Brooklyn Eats was established in 1997, but it previously focused on promoting restaurants. Last year it switched to become a food manufacturing trade show and opened to the public for the first time. It was such a huge success for vendors and foodies looking to try new stuff that the format was kept for this year.
“It is the one show that brings makers and buyers together for business while allowing the public to experience the foods and beverages that are on the forefront of Brooklyn’s food scene,” said Carlo Scissura, president of the Brooklyn Chamber of Commerce.
There is a good mix of companies that are just starting out, like Dona Chai, and older businesses including a few of Brooklyn’s staples, such as Villabate Alba from Bensonhurst and Gillies Coffee Company from Gowanus.
“We're a new company, we just launched in March, so we came to get our brand out there,” said Amy Rothstein, of Dona Chai. “It's great. It's been really good. We have met a few really excited potential customers and it's fun seeing other businesses. We've already made a few friends with the vendors.”

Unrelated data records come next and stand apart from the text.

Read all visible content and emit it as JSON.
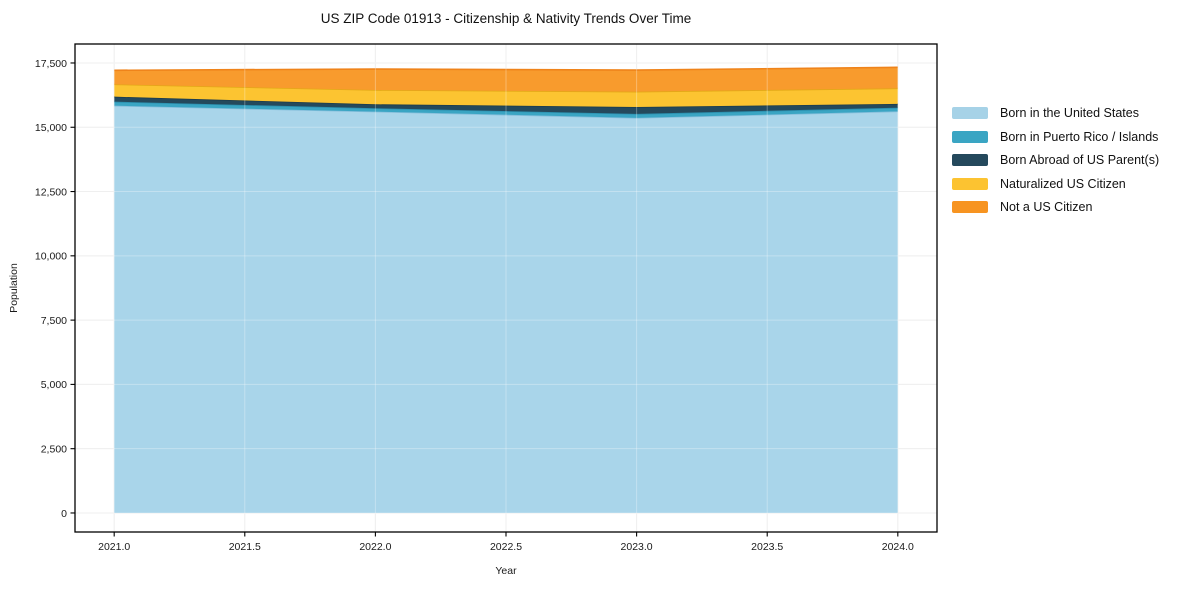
{
  "chart_data": {
    "type": "area",
    "stacked": true,
    "title": "US ZIP Code 01913 - Citizenship & Nativity Trends Over Time",
    "xlabel": "Year",
    "ylabel": "Population",
    "x": [
      2021,
      2022,
      2023,
      2024
    ],
    "series": [
      {
        "name": "Born in the United States",
        "values": [
          15840,
          15610,
          15365,
          15620
        ],
        "color": "#a6d2e7",
        "fill": "#a9d5ea",
        "edge": "#85bedb"
      },
      {
        "name": "Born in Puerto Rico / Islands",
        "values": [
          155,
          130,
          155,
          140
        ],
        "color": "#3aa5c3",
        "fill": "#3aa5c3",
        "edge": "#2b8fae"
      },
      {
        "name": "Born Abroad of US Parent(s)",
        "values": [
          195,
          155,
          270,
          150
        ],
        "color": "#24495c",
        "fill": "#24495c",
        "edge": "#1c3c4d"
      },
      {
        "name": "Naturalized US Citizen",
        "values": [
          480,
          555,
          595,
          605
        ],
        "color": "#fcc331",
        "fill": "#fcc431",
        "edge": "#e3a817"
      },
      {
        "name": "Not a US Citizen",
        "values": [
          545,
          815,
          840,
          815
        ],
        "color": "#f79421",
        "fill": "#f89b2d",
        "edge": "#ef831a"
      }
    ],
    "xlim": [
      2020.85,
      2024.15
    ],
    "ylim": [
      -740,
      18238
    ],
    "xticks": {
      "values": [
        2021,
        2021.5,
        2022,
        2022.5,
        2023,
        2023.5,
        2024
      ],
      "labels": [
        "2021.0",
        "2021.5",
        "2022.0",
        "2022.5",
        "2023.0",
        "2023.5",
        "2024.0"
      ]
    },
    "yticks": {
      "values": [
        0,
        2500,
        5000,
        7500,
        10000,
        12500,
        15000,
        17500
      ],
      "labels": [
        "0",
        "2,500",
        "5,000",
        "7,500",
        "10,000",
        "12,500",
        "15,000",
        "17,500"
      ]
    },
    "grid": true,
    "legend_position": "right-outside",
    "colors": {
      "grid": "#e9e9e9",
      "grid_over_areas": "rgba(255,255,255,0.3)",
      "spine": "#000000",
      "text": "#1a1a1a",
      "background": "#ffffff"
    }
  }
}
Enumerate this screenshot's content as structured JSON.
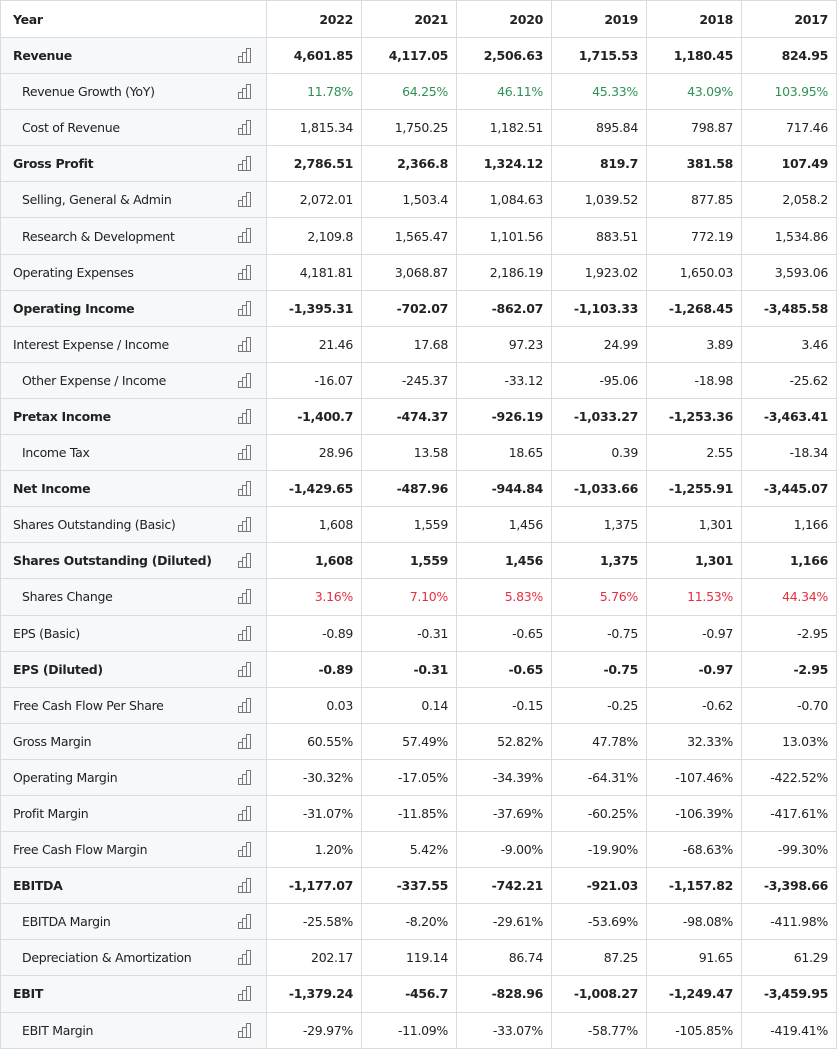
{
  "header": {
    "first": "Year",
    "years": [
      "2022",
      "2021",
      "2020",
      "2019",
      "2018",
      "2017"
    ]
  },
  "colors": {
    "positive": "#2e9254",
    "negative": "#e5303f",
    "label_bg": "#f7f8fa",
    "border": "#d8dbe0"
  },
  "row_icon": "bar-chart-icon",
  "rows": [
    {
      "label": "Revenue",
      "bold": true,
      "indent": false,
      "color": "",
      "values": [
        "4,601.85",
        "4,117.05",
        "2,506.63",
        "1,715.53",
        "1,180.45",
        "824.95"
      ]
    },
    {
      "label": "Revenue Growth (YoY)",
      "bold": false,
      "indent": true,
      "color": "green",
      "values": [
        "11.78%",
        "64.25%",
        "46.11%",
        "45.33%",
        "43.09%",
        "103.95%"
      ]
    },
    {
      "label": "Cost of Revenue",
      "bold": false,
      "indent": true,
      "color": "",
      "values": [
        "1,815.34",
        "1,750.25",
        "1,182.51",
        "895.84",
        "798.87",
        "717.46"
      ]
    },
    {
      "label": "Gross Profit",
      "bold": true,
      "indent": false,
      "color": "",
      "values": [
        "2,786.51",
        "2,366.8",
        "1,324.12",
        "819.7",
        "381.58",
        "107.49"
      ]
    },
    {
      "label": "Selling, General & Admin",
      "bold": false,
      "indent": true,
      "color": "",
      "values": [
        "2,072.01",
        "1,503.4",
        "1,084.63",
        "1,039.52",
        "877.85",
        "2,058.2"
      ]
    },
    {
      "label": "Research & Development",
      "bold": false,
      "indent": true,
      "color": "",
      "values": [
        "2,109.8",
        "1,565.47",
        "1,101.56",
        "883.51",
        "772.19",
        "1,534.86"
      ]
    },
    {
      "label": "Operating Expenses",
      "bold": false,
      "indent": false,
      "color": "",
      "values": [
        "4,181.81",
        "3,068.87",
        "2,186.19",
        "1,923.02",
        "1,650.03",
        "3,593.06"
      ]
    },
    {
      "label": "Operating Income",
      "bold": true,
      "indent": false,
      "color": "",
      "values": [
        "-1,395.31",
        "-702.07",
        "-862.07",
        "-1,103.33",
        "-1,268.45",
        "-3,485.58"
      ]
    },
    {
      "label": "Interest Expense / Income",
      "bold": false,
      "indent": false,
      "color": "",
      "values": [
        "21.46",
        "17.68",
        "97.23",
        "24.99",
        "3.89",
        "3.46"
      ]
    },
    {
      "label": "Other Expense / Income",
      "bold": false,
      "indent": true,
      "color": "",
      "values": [
        "-16.07",
        "-245.37",
        "-33.12",
        "-95.06",
        "-18.98",
        "-25.62"
      ]
    },
    {
      "label": "Pretax Income",
      "bold": true,
      "indent": false,
      "color": "",
      "values": [
        "-1,400.7",
        "-474.37",
        "-926.19",
        "-1,033.27",
        "-1,253.36",
        "-3,463.41"
      ]
    },
    {
      "label": "Income Tax",
      "bold": false,
      "indent": true,
      "color": "",
      "values": [
        "28.96",
        "13.58",
        "18.65",
        "0.39",
        "2.55",
        "-18.34"
      ]
    },
    {
      "label": "Net Income",
      "bold": true,
      "indent": false,
      "color": "",
      "values": [
        "-1,429.65",
        "-487.96",
        "-944.84",
        "-1,033.66",
        "-1,255.91",
        "-3,445.07"
      ]
    },
    {
      "label": "Shares Outstanding (Basic)",
      "bold": false,
      "indent": false,
      "color": "",
      "values": [
        "1,608",
        "1,559",
        "1,456",
        "1,375",
        "1,301",
        "1,166"
      ]
    },
    {
      "label": "Shares Outstanding (Diluted)",
      "bold": true,
      "indent": false,
      "color": "",
      "values": [
        "1,608",
        "1,559",
        "1,456",
        "1,375",
        "1,301",
        "1,166"
      ]
    },
    {
      "label": "Shares Change",
      "bold": false,
      "indent": true,
      "color": "red",
      "values": [
        "3.16%",
        "7.10%",
        "5.83%",
        "5.76%",
        "11.53%",
        "44.34%"
      ]
    },
    {
      "label": "EPS (Basic)",
      "bold": false,
      "indent": false,
      "color": "",
      "values": [
        "-0.89",
        "-0.31",
        "-0.65",
        "-0.75",
        "-0.97",
        "-2.95"
      ]
    },
    {
      "label": "EPS (Diluted)",
      "bold": true,
      "indent": false,
      "color": "",
      "values": [
        "-0.89",
        "-0.31",
        "-0.65",
        "-0.75",
        "-0.97",
        "-2.95"
      ]
    },
    {
      "label": "Free Cash Flow Per Share",
      "bold": false,
      "indent": false,
      "color": "",
      "values": [
        "0.03",
        "0.14",
        "-0.15",
        "-0.25",
        "-0.62",
        "-0.70"
      ]
    },
    {
      "label": "Gross Margin",
      "bold": false,
      "indent": false,
      "color": "",
      "values": [
        "60.55%",
        "57.49%",
        "52.82%",
        "47.78%",
        "32.33%",
        "13.03%"
      ]
    },
    {
      "label": "Operating Margin",
      "bold": false,
      "indent": false,
      "color": "",
      "values": [
        "-30.32%",
        "-17.05%",
        "-34.39%",
        "-64.31%",
        "-107.46%",
        "-422.52%"
      ]
    },
    {
      "label": "Profit Margin",
      "bold": false,
      "indent": false,
      "color": "",
      "values": [
        "-31.07%",
        "-11.85%",
        "-37.69%",
        "-60.25%",
        "-106.39%",
        "-417.61%"
      ]
    },
    {
      "label": "Free Cash Flow Margin",
      "bold": false,
      "indent": false,
      "color": "",
      "values": [
        "1.20%",
        "5.42%",
        "-9.00%",
        "-19.90%",
        "-68.63%",
        "-99.30%"
      ]
    },
    {
      "label": "EBITDA",
      "bold": true,
      "indent": false,
      "color": "",
      "values": [
        "-1,177.07",
        "-337.55",
        "-742.21",
        "-921.03",
        "-1,157.82",
        "-3,398.66"
      ]
    },
    {
      "label": "EBITDA Margin",
      "bold": false,
      "indent": true,
      "color": "",
      "values": [
        "-25.58%",
        "-8.20%",
        "-29.61%",
        "-53.69%",
        "-98.08%",
        "-411.98%"
      ]
    },
    {
      "label": "Depreciation & Amortization",
      "bold": false,
      "indent": true,
      "color": "",
      "values": [
        "202.17",
        "119.14",
        "86.74",
        "87.25",
        "91.65",
        "61.29"
      ]
    },
    {
      "label": "EBIT",
      "bold": true,
      "indent": false,
      "color": "",
      "values": [
        "-1,379.24",
        "-456.7",
        "-828.96",
        "-1,008.27",
        "-1,249.47",
        "-3,459.95"
      ]
    },
    {
      "label": "EBIT Margin",
      "bold": false,
      "indent": true,
      "color": "",
      "values": [
        "-29.97%",
        "-11.09%",
        "-33.07%",
        "-58.77%",
        "-105.85%",
        "-419.41%"
      ]
    }
  ]
}
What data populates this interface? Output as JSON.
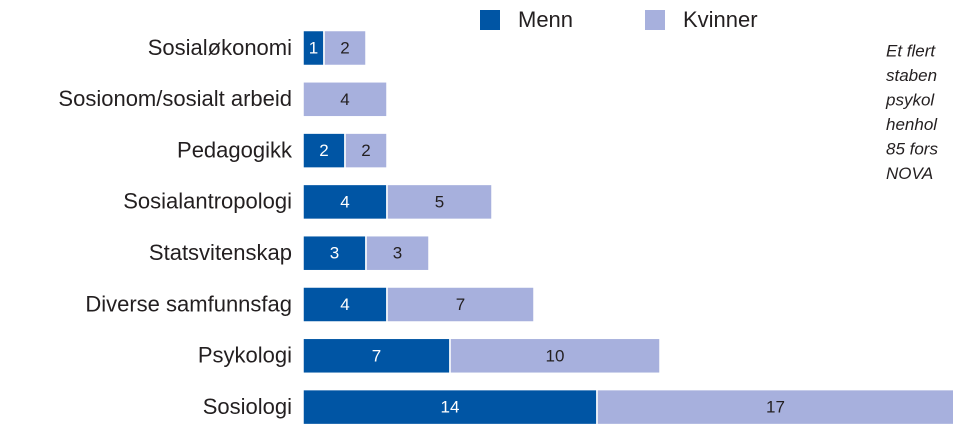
{
  "chart_data": {
    "type": "stacked-bar-horizontal",
    "categories": [
      "Sosialøkonomi",
      "Sosionom/sosialt arbeid",
      "Pedagogikk",
      "Sosialantropologi",
      "Statsvitenskap",
      "Diverse samfunnsfag",
      "Psykologi",
      "Sosiologi"
    ],
    "series": [
      {
        "name": "Menn",
        "color": "#0055a4",
        "label_color": "#ffffff",
        "values": [
          1,
          null,
          2,
          4,
          3,
          4,
          7,
          14
        ]
      },
      {
        "name": "Kvinner",
        "color": "#a7b0dd",
        "label_color": "#231f20",
        "values": [
          2,
          4,
          2,
          5,
          3,
          7,
          10,
          17
        ]
      }
    ],
    "annotation": [
      "Et flert",
      "staben",
      "psykol",
      "henhol",
      "85 fors",
      "NOVA"
    ]
  }
}
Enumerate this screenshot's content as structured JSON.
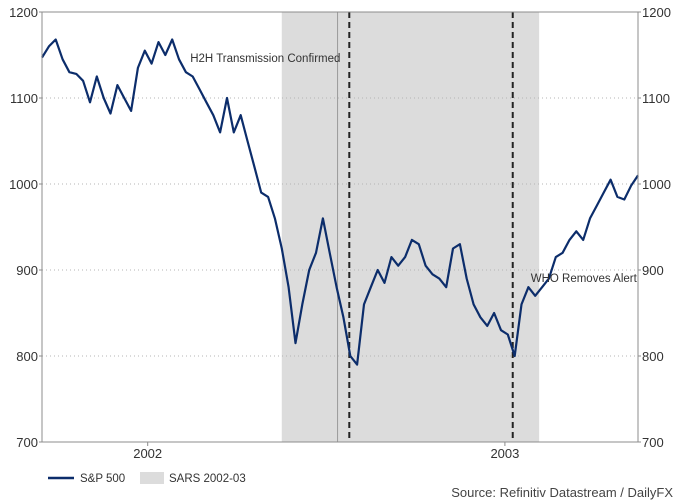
{
  "chart_data": {
    "type": "line",
    "title": "",
    "xlabel": "",
    "ylabel": "",
    "ylim": [
      700,
      1200
    ],
    "y_ticks": [
      700,
      800,
      900,
      1000,
      1100,
      1200
    ],
    "y_axis_sides": [
      "left",
      "right"
    ],
    "x_range": [
      "2001-11-13",
      "2003-07-15"
    ],
    "x_tick_labels": [
      {
        "label": "2002",
        "date": "2002-03-01"
      },
      {
        "label": "2003",
        "date": "2003-03-01"
      }
    ],
    "grid": "horizontal-dotted",
    "line_color": "#0c2d6b",
    "shade_color": "#dcdcdc",
    "shaded_periods": [
      {
        "name": "SARS 2002-03",
        "start": "2002-07-16",
        "end": "2003-04-05"
      }
    ],
    "vertical_lines": [
      {
        "date": "2002-09-23",
        "label": "H2H Transmission Confirmed",
        "style": "dashed"
      },
      {
        "date": "2003-03-09",
        "label": "WHO Removes Alert",
        "style": "dashed"
      }
    ],
    "reference_line_date": "2002-09-11",
    "series": [
      {
        "name": "S&P 500",
        "points": [
          [
            "2001-11-13",
            1147
          ],
          [
            "2001-11-20",
            1160
          ],
          [
            "2001-11-27",
            1168
          ],
          [
            "2001-12-04",
            1145
          ],
          [
            "2001-12-11",
            1130
          ],
          [
            "2001-12-18",
            1128
          ],
          [
            "2001-12-25",
            1120
          ],
          [
            "2002-01-01",
            1095
          ],
          [
            "2002-01-08",
            1125
          ],
          [
            "2002-01-15",
            1100
          ],
          [
            "2002-01-22",
            1082
          ],
          [
            "2002-01-29",
            1115
          ],
          [
            "2002-02-05",
            1100
          ],
          [
            "2002-02-12",
            1085
          ],
          [
            "2002-02-19",
            1135
          ],
          [
            "2002-02-26",
            1155
          ],
          [
            "2002-03-05",
            1140
          ],
          [
            "2002-03-12",
            1165
          ],
          [
            "2002-03-19",
            1150
          ],
          [
            "2002-03-26",
            1168
          ],
          [
            "2002-04-02",
            1145
          ],
          [
            "2002-04-09",
            1130
          ],
          [
            "2002-04-16",
            1125
          ],
          [
            "2002-04-23",
            1110
          ],
          [
            "2002-04-30",
            1095
          ],
          [
            "2002-05-07",
            1080
          ],
          [
            "2002-05-14",
            1060
          ],
          [
            "2002-05-21",
            1100
          ],
          [
            "2002-05-28",
            1060
          ],
          [
            "2002-06-04",
            1080
          ],
          [
            "2002-06-11",
            1050
          ],
          [
            "2002-06-18",
            1020
          ],
          [
            "2002-06-25",
            990
          ],
          [
            "2002-07-02",
            985
          ],
          [
            "2002-07-09",
            960
          ],
          [
            "2002-07-16",
            925
          ],
          [
            "2002-07-23",
            880
          ],
          [
            "2002-07-30",
            815
          ],
          [
            "2002-08-06",
            860
          ],
          [
            "2002-08-13",
            900
          ],
          [
            "2002-08-20",
            920
          ],
          [
            "2002-08-27",
            960
          ],
          [
            "2002-09-03",
            920
          ],
          [
            "2002-09-10",
            880
          ],
          [
            "2002-09-17",
            845
          ],
          [
            "2002-09-24",
            800
          ],
          [
            "2002-10-01",
            790
          ],
          [
            "2002-10-08",
            860
          ],
          [
            "2002-10-15",
            880
          ],
          [
            "2002-10-22",
            900
          ],
          [
            "2002-10-29",
            885
          ],
          [
            "2002-11-05",
            915
          ],
          [
            "2002-11-12",
            905
          ],
          [
            "2002-11-19",
            915
          ],
          [
            "2002-11-26",
            935
          ],
          [
            "2002-12-03",
            930
          ],
          [
            "2002-12-10",
            905
          ],
          [
            "2002-12-17",
            895
          ],
          [
            "2002-12-24",
            890
          ],
          [
            "2002-12-31",
            880
          ],
          [
            "2003-01-07",
            925
          ],
          [
            "2003-01-14",
            930
          ],
          [
            "2003-01-21",
            890
          ],
          [
            "2003-01-28",
            860
          ],
          [
            "2003-02-04",
            845
          ],
          [
            "2003-02-11",
            835
          ],
          [
            "2003-02-18",
            850
          ],
          [
            "2003-02-25",
            830
          ],
          [
            "2003-03-04",
            825
          ],
          [
            "2003-03-11",
            800
          ],
          [
            "2003-03-18",
            860
          ],
          [
            "2003-03-25",
            880
          ],
          [
            "2003-04-01",
            870
          ],
          [
            "2003-04-08",
            880
          ],
          [
            "2003-04-15",
            890
          ],
          [
            "2003-04-22",
            915
          ],
          [
            "2003-04-29",
            920
          ],
          [
            "2003-05-06",
            935
          ],
          [
            "2003-05-13",
            945
          ],
          [
            "2003-05-20",
            935
          ],
          [
            "2003-05-27",
            960
          ],
          [
            "2003-06-03",
            975
          ],
          [
            "2003-06-10",
            990
          ],
          [
            "2003-06-17",
            1005
          ],
          [
            "2003-06-24",
            985
          ],
          [
            "2003-07-01",
            982
          ],
          [
            "2003-07-08",
            998
          ],
          [
            "2003-07-15",
            1010
          ]
        ]
      }
    ],
    "legend": [
      {
        "label": "S&P 500",
        "type": "line"
      },
      {
        "label": "SARS 2002-03",
        "type": "box"
      }
    ],
    "source": "Source: Refinitiv Datastream / DailyFX"
  }
}
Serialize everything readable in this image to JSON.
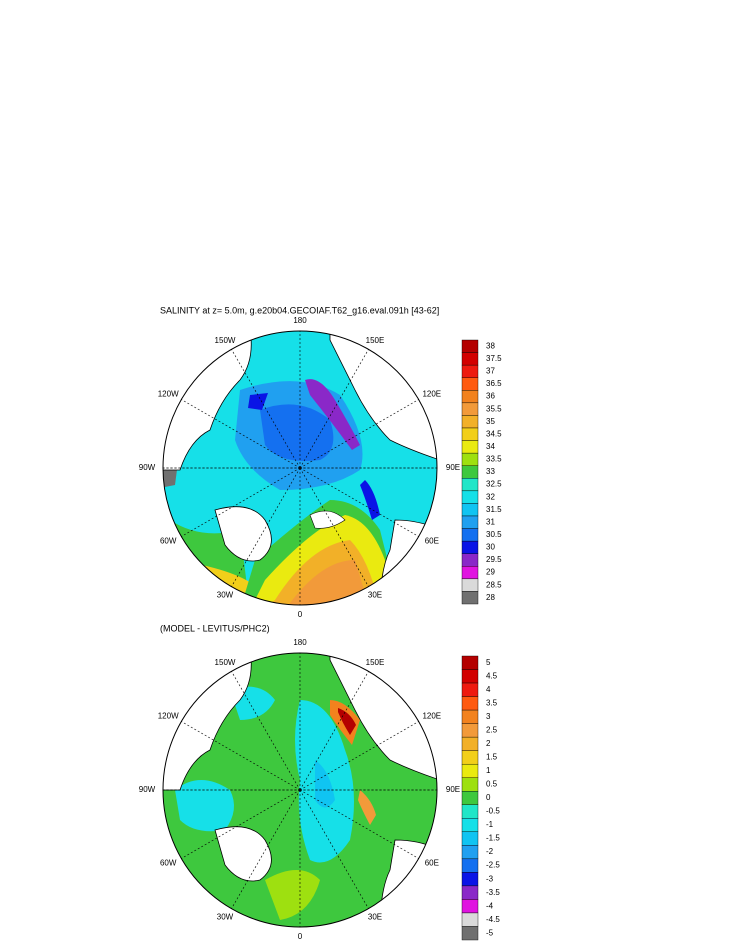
{
  "panels": [
    {
      "title": "SALINITY at z=   5.0m, g.e20b04.GECOIAF.T62_g16.eval.091h [43-62]",
      "lon_labels": [
        "180",
        "150E",
        "120E",
        "90E",
        "60E",
        "30E",
        "0",
        "30W",
        "60W",
        "90W",
        "120W",
        "150W"
      ],
      "colorbar": {
        "levels": [
          38,
          37.5,
          37,
          36.5,
          36,
          35.5,
          35,
          34.5,
          34,
          33.5,
          33,
          32.5,
          32,
          31.5,
          31,
          30.5,
          30,
          29.5,
          29,
          28.5,
          28
        ],
        "colors": [
          "#b40000",
          "#d20000",
          "#ee1a10",
          "#ff5a10",
          "#f2821e",
          "#f29a3a",
          "#f2b028",
          "#f2cf1a",
          "#eaea10",
          "#9ee010",
          "#3ec83e",
          "#20e6c8",
          "#16e0e8",
          "#10c4f2",
          "#20a0f0",
          "#1470f0",
          "#0a14e6",
          "#8a28c8",
          "#e014e0",
          "#dadada",
          "#707070"
        ]
      }
    },
    {
      "title": "(MODEL - LEVITUS/PHC2)",
      "lon_labels": [
        "180",
        "150E",
        "120E",
        "90E",
        "60E",
        "30E",
        "0",
        "30W",
        "60W",
        "90W",
        "120W",
        "150W"
      ],
      "colorbar": {
        "levels": [
          5,
          4.5,
          4,
          3.5,
          3,
          2.5,
          2,
          1.5,
          1,
          0.5,
          0,
          -0.5,
          -1,
          -1.5,
          -2,
          -2.5,
          -3,
          -3.5,
          -4,
          -4.5,
          -5
        ],
        "colors": [
          "#b40000",
          "#d20000",
          "#ee1a10",
          "#ff5a10",
          "#f2821e",
          "#f29a3a",
          "#f2b028",
          "#f2cf1a",
          "#eaea10",
          "#9ee010",
          "#3ec83e",
          "#20e6c8",
          "#16e0e8",
          "#10c4f2",
          "#20a0f0",
          "#1470f0",
          "#0a14e6",
          "#8a28c8",
          "#e014e0",
          "#dadada",
          "#707070"
        ]
      }
    }
  ]
}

“We want to get ourselves out there more,” said Annmarie Gambino, from Villabate Alba. “We're in Bensonhurst and we are trying to branch out. Sometimes people tend to overlook Bensonhurst these days so we want to let the rest of the borough know who we are.”
The Chamber of Commerce announced a new program in conjunction with the event — a “Brooklyn Made” certification. The program is meant to promote locally manufactured goods that are actually produced in Brooklyn rather than other so-called “local” products that are actually created outside of the borough.
“It’s wonderful that Brooklyn has been recognized as such a leader in innovation and creativity,” said Denise Arbesu, the Chamber of Commerce board chair. “No doubt, the entire Brooklyn brand has become hot and desirable. The Brooklyn Made label is a great way for our consumers to identify products that are actually made here and for all of Brooklyn to be proud of what we are producing.”